Bulgaria's planned energy holding would generate regulatory framework ideas and help create a more stable investment environment and business climate in the energy sector, according to Jan Skarvil, consulting director at Deloitte, as quoted by Dnevnik daily.
Bulgaria's Ministry of Economy and Energy commissioned Deloitte to draft an analysis on the viability of the mega-structure, which would consolidate the assets of five state-run energy companies.
The five companies are the country's largest thermal power plant Maritsa Iztok II, Kozlodui nuclear power plant, Maritsa Iztok coal mines, gas company Bulgargaz Holding and power grid operator National Electric Company (NEC). Additionally, through NEC and Bulgargaz, it would hold majority stakes in the planned nuclear power plant at Belene and several big pipeline projects, including South Stream and Bourgas-Alexandroupolis.

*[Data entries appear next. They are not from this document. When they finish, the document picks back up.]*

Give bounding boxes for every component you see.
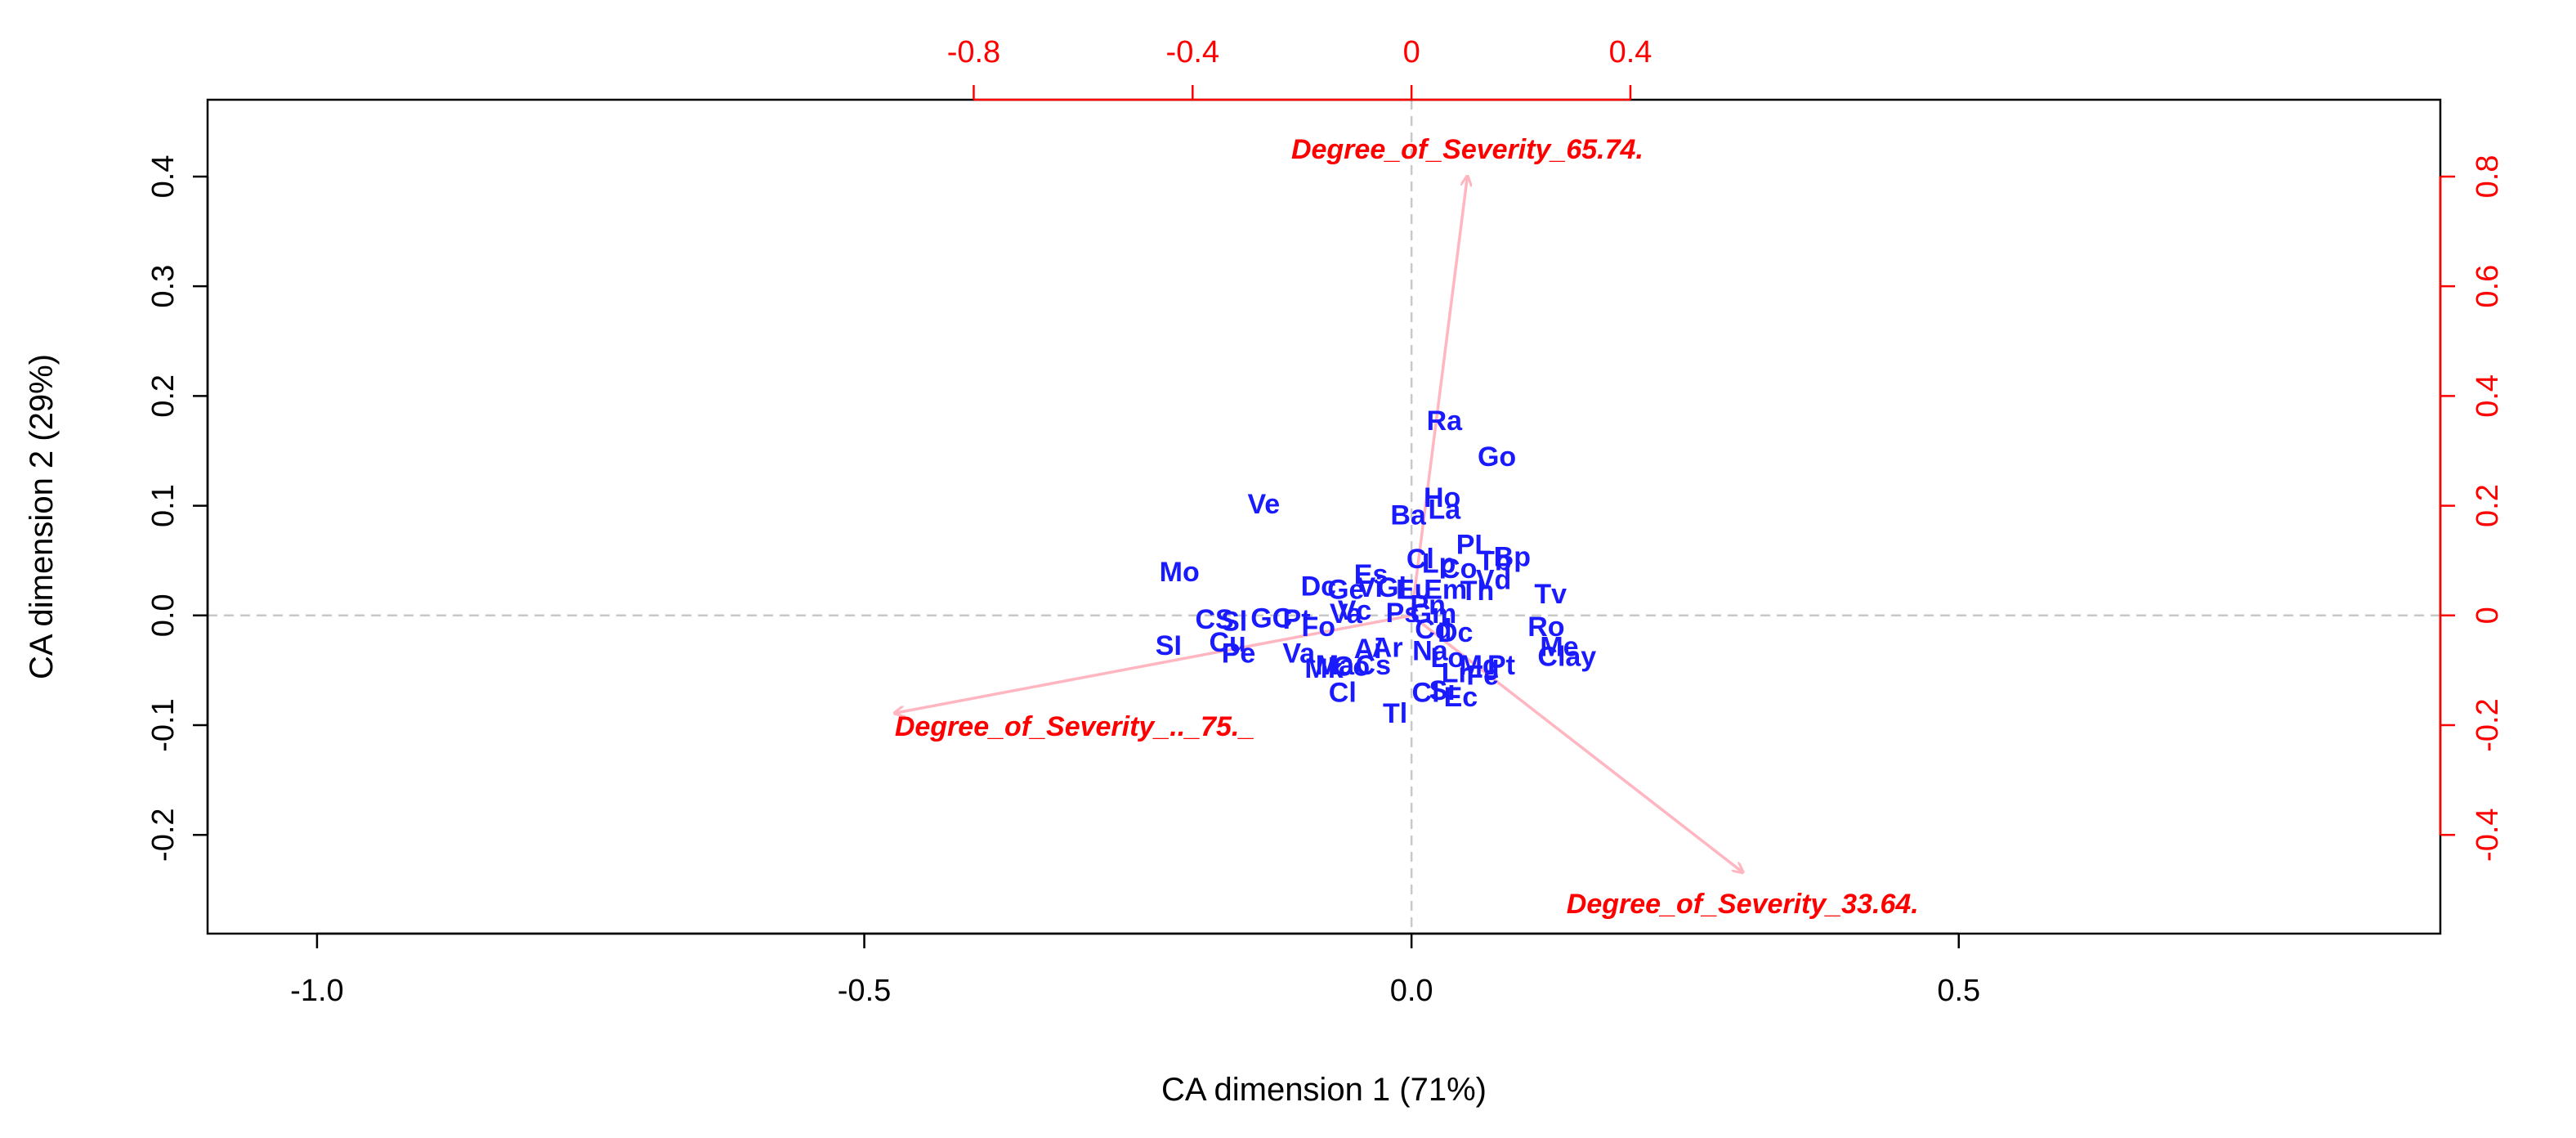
row-point-label: Cd xyxy=(1415,614,1451,645)
row-point-label: Go xyxy=(1478,441,1516,473)
row-point-label: Clay xyxy=(1537,641,1596,672)
row-point-label: Em xyxy=(1424,575,1467,606)
x-axis-title: CA dimension 1 (71%) xyxy=(1161,1072,1487,1108)
y-tick-label: -0.2 xyxy=(146,808,181,861)
x-tick-label: 0.5 xyxy=(1937,974,1980,1008)
column-arrows xyxy=(895,177,1742,872)
column-arrow-label: Degree_of_Severity_33.64. xyxy=(1567,889,1919,920)
row-point-label: Tb xyxy=(1478,546,1512,577)
x-tick-label: 0.0 xyxy=(1390,974,1433,1008)
row-point-label: Gm xyxy=(1411,598,1457,629)
row-point-label: Ba xyxy=(1390,500,1427,531)
row-point-label: Fe xyxy=(1466,660,1499,691)
right-tick-label: 0.6 xyxy=(2471,265,2505,308)
row-point-label: Pe xyxy=(1222,638,1256,669)
row-point-label: Bp xyxy=(1494,541,1531,572)
row-point-label: Va xyxy=(1282,638,1316,669)
top-tick-label: -0.8 xyxy=(947,35,1000,69)
row-point-label: Me xyxy=(1540,631,1578,662)
row-point-label: Mo xyxy=(1160,557,1200,588)
right-tick-label: -0.2 xyxy=(2471,698,2505,751)
row-point-label: Pt xyxy=(1487,650,1515,681)
row-point-label: Mg xyxy=(1460,650,1500,681)
row-point-label: Cl xyxy=(1329,678,1357,709)
top-tick-label: 0 xyxy=(1403,35,1420,69)
row-point-label: Vd xyxy=(1476,565,1511,596)
column-arrow-label: Degree_of_Severity_65.74. xyxy=(1291,134,1644,165)
row-point-label: Si xyxy=(1429,675,1456,706)
right-tick-label: 0.4 xyxy=(2471,374,2505,418)
row-point-label: Vc xyxy=(1338,595,1372,626)
row-point-label: Ge xyxy=(1327,575,1364,606)
y-tick-label: -0.1 xyxy=(146,698,181,751)
row-point-label: Lp xyxy=(1422,548,1456,579)
row-point-label: Ra xyxy=(1427,405,1464,437)
row-point-label: Fo xyxy=(1302,612,1336,643)
right-tick-label: 0 xyxy=(2471,607,2505,624)
row-point-label: Ho xyxy=(1424,482,1460,513)
row-point-label: Tl xyxy=(1383,698,1407,729)
row-point-label: Co xyxy=(1333,652,1370,683)
row-point-label: Sl xyxy=(1221,607,1247,638)
x-axis-bottom: -1.0 -0.5 0.0 0.5 xyxy=(290,932,1980,1008)
row-point-label: Co xyxy=(1440,553,1477,585)
row-point-label: Eu xyxy=(1396,575,1431,606)
row-point-label: Cu xyxy=(1209,627,1246,658)
row-point-label: Ai xyxy=(1354,634,1382,665)
row-point-label: GC xyxy=(1250,603,1292,634)
row-point-label: CS xyxy=(1195,604,1233,635)
row-point-label: Ar xyxy=(1372,633,1403,664)
row-point-label: Pn xyxy=(1410,589,1445,621)
y-tick-label: 0.2 xyxy=(146,374,181,418)
y-tick-label: 0.3 xyxy=(146,265,181,308)
row-point-label: Mk xyxy=(1304,653,1343,684)
row-point-label: Na xyxy=(1412,636,1449,667)
y-tick-label: 0.1 xyxy=(146,484,181,527)
row-point-label: Tv xyxy=(1534,579,1567,610)
y-tick-label: 0.4 xyxy=(146,155,181,199)
column-arrow xyxy=(1411,614,1742,872)
top-tick-label: -0.4 xyxy=(1166,35,1219,69)
y-axis-right-secondary: -0.4 -0.2 0 0.2 0.4 0.6 0.8 xyxy=(2439,155,2505,862)
row-point-label: Lr xyxy=(1442,658,1469,689)
row-point-label: SI xyxy=(1156,630,1182,661)
row-point-label: Vi xyxy=(1357,572,1383,603)
row-point-label: Ve xyxy=(1247,489,1280,520)
row-point-label: Cl xyxy=(1412,678,1440,709)
row-point-label: Va xyxy=(1330,598,1363,629)
y-axis-title: CA dimension 2 (29%) xyxy=(24,354,60,679)
y-tick-label: 0.0 xyxy=(146,594,181,637)
right-tick-label: 0.2 xyxy=(2471,484,2505,527)
column-arrow xyxy=(895,614,1412,713)
row-point-label: PL xyxy=(1456,530,1491,561)
x-tick-label: -1.0 xyxy=(290,974,343,1008)
row-point-label: Pt xyxy=(1283,604,1311,635)
x-tick-label: -0.5 xyxy=(838,974,891,1008)
row-point-label: Lo xyxy=(1431,643,1465,674)
row-point-label: Es xyxy=(1354,559,1389,590)
right-tick-label: 0.8 xyxy=(2471,155,2505,199)
row-point-label: Ro xyxy=(1527,612,1564,643)
right-tick-label: -0.4 xyxy=(2471,808,2505,861)
row-point-label: Ps xyxy=(1386,598,1420,629)
row-point-label: Ma xyxy=(1316,650,1355,681)
row-point-label: Dc xyxy=(1301,571,1336,603)
row-point-label: Cl xyxy=(1407,544,1434,575)
row-point-label: Ec xyxy=(1444,682,1478,713)
row-point-label: Cs xyxy=(1356,650,1391,681)
x-axis-top-secondary: -0.8 -0.4 0 0.4 xyxy=(947,35,1652,101)
reference-lines xyxy=(208,100,2440,934)
column-arrow-labels: Degree_of_Severity_65.74. Degree_of_Sever… xyxy=(895,134,1919,920)
row-point-label: Th xyxy=(1460,576,1495,607)
row-point-label: La xyxy=(1428,495,1461,526)
y-axis-left: -0.2 -0.1 0.0 0.1 0.2 0.3 0.4 xyxy=(146,155,209,862)
column-arrow xyxy=(1410,177,1467,616)
top-tick-label: 0.4 xyxy=(1609,35,1652,69)
row-point-label: Dc xyxy=(1438,617,1473,648)
row-point-label: Gl xyxy=(1377,572,1407,603)
column-arrow-label: Degree_of_Severity_.._75._ xyxy=(895,711,1254,742)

The country's regulatory framework was counterproductive in its present form, because regulations were changed all too frequently and did encourage sufficient return on investments. Existing market regulations, including the Energy Act and ordinances, did not allow companies to plan their investments.
Skarvil cited a ranking created by rating Moody's, which put Bulgaria alongside Romania, India, Brazil and South Africa in the fourth from bottom category in terms of favourable impact of the regulatory framework.
Deloitte also noted that most decisions of the energy and water watchdog were politically influenced and there was no long-term strategy for development of the sector.